Net impaired financing assets represented a moderate 14% of FCC at end-1H21 but strong pre-impairment operating profit, which equalled 8.7% of average gross financing in 9M21 (annualised), provides a sizeable buffer to absorb impairment charges without weighing on capitalisation. Jaiz Bank's total capital adequacy ratio (CAR; 18.1% at end-9M21) has a comfortable buffer above the 10% requirement for a bank with a national license, even if adjusted for the alpha factor (16%).
The bank's funding profile is dominated by a high percentage of current and savings accounts (82% of customer deposits at end-9M21) and particularly high deposits from individuals (63%), supporting a stable funding profile and low funding costs. Depositor concentration is moderate compared with peers', with the 20-largest depositors representing 17% of customer deposits at end-1H21. Jaiz Bank's gross financing/customer deposits ratio (51% at end-9M21) is low. Liquidity coverage is comfortable in both local and foreign currencies.
Jaiz Bank's VR of 'b-' is one notch below the 'b' implied VR, reflecting the business profile constraint.
In assessing Jaiz Bank's ratings, Fitch considered important differences between Islamic and conventional banks. These factors include closer analysis of regulatory oversight, disclosure, accounting standards and corporate governance. Islamic banks' ratings do not express an opinion on the bank's compliance with sharia. Fitch will assess non-compliance with sharia if it has credit implications.
GOVERNMENT SUPPORT RATING (GSR)
Sovereign support to commercial banks cannot be relied on given Nigeria's weak ability to provide support, particularly in foreign currency.
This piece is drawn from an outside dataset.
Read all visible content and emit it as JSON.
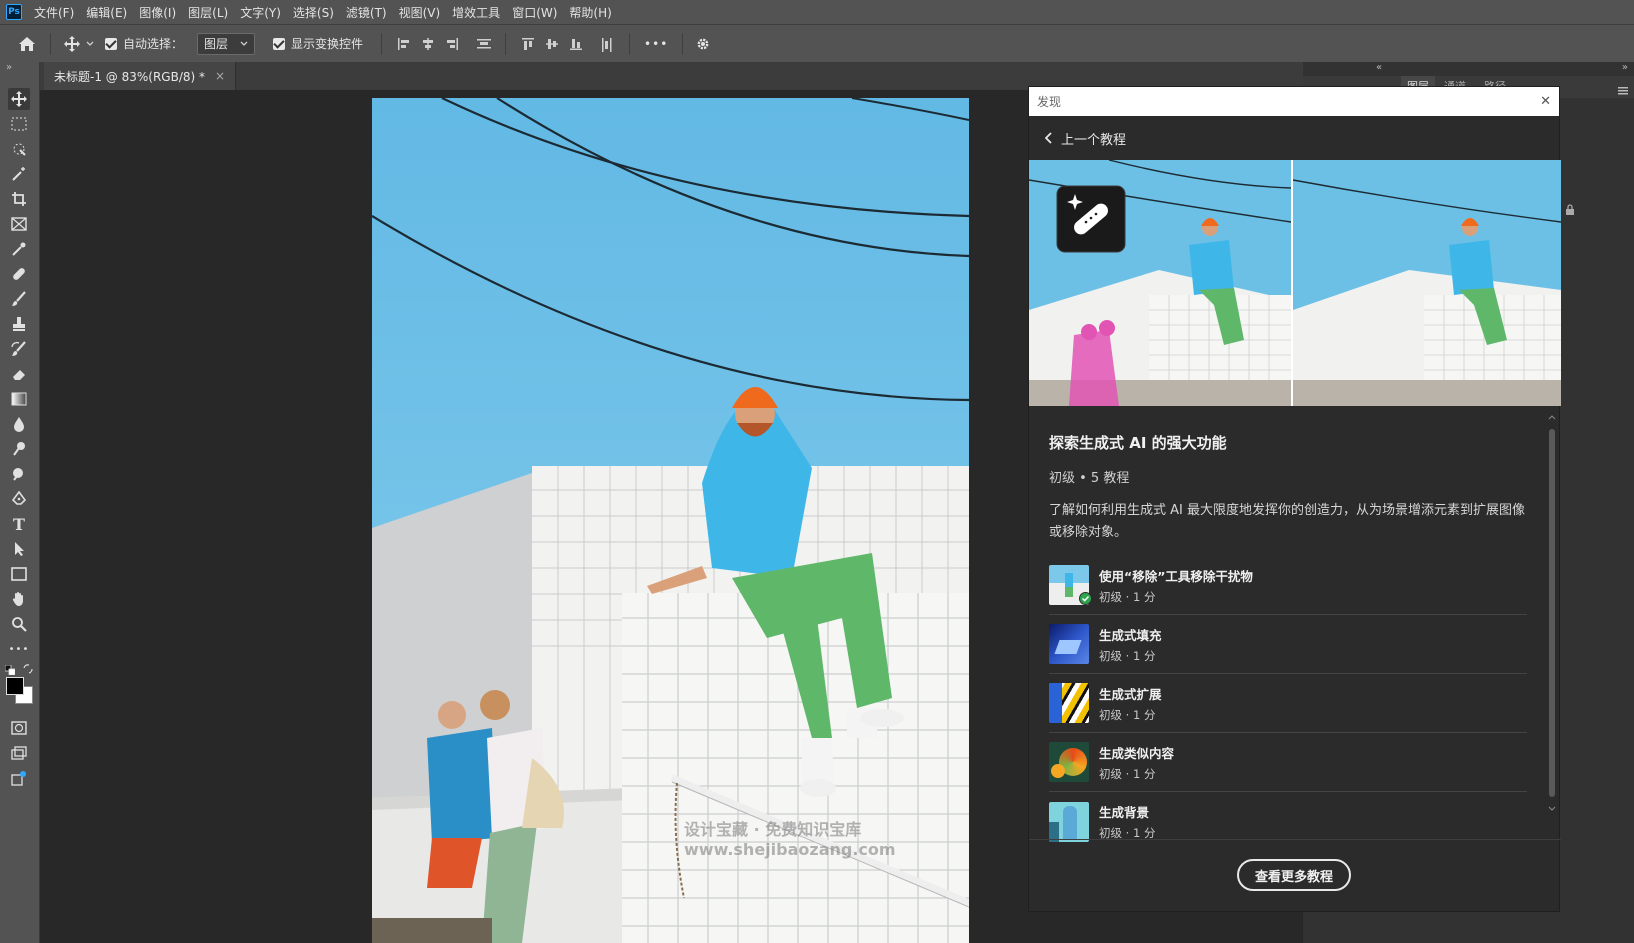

The GSR is therefore 'no support', reflecting our view that senior creditors cannot rely on receiving full and timely extraordinary support from the Nigerian sovereign if any of the Nigerian commercial banks become non-viable.
The National Ratings of Jaiz Bank reflect its creditworthiness relative to that of other issuers in Nigeria and are driven by its standalone strength. They are at the lower end of the scale, primarily reflecting Jaiz Bank's small franchise. Jaiz Bank's National Short-Term Rating is the higher of two possible options under Fitch's criteria, reflecting the relative strength of its funding and liquidity profile, which reduces the vulnerability of default on its short-term local-currency obligations within Nigeria.
Factors that could, individually or collectively, lead to negative rating action/downgrade:
- Erosion of capital buffers to levels close to or below the bank's minimum regulatory requirements, which could result from significant asset-quality weakening and higher impairment charges leading to losses and/or aggressive growth that is not supported by further capital injections.
Factors that could, individually or collectively, lead to positive rating action/upgrade:
- An upgrade of the Long-Term IDR would require an improvement in the bank's franchise while maintaining reasonable financial-profile metrics.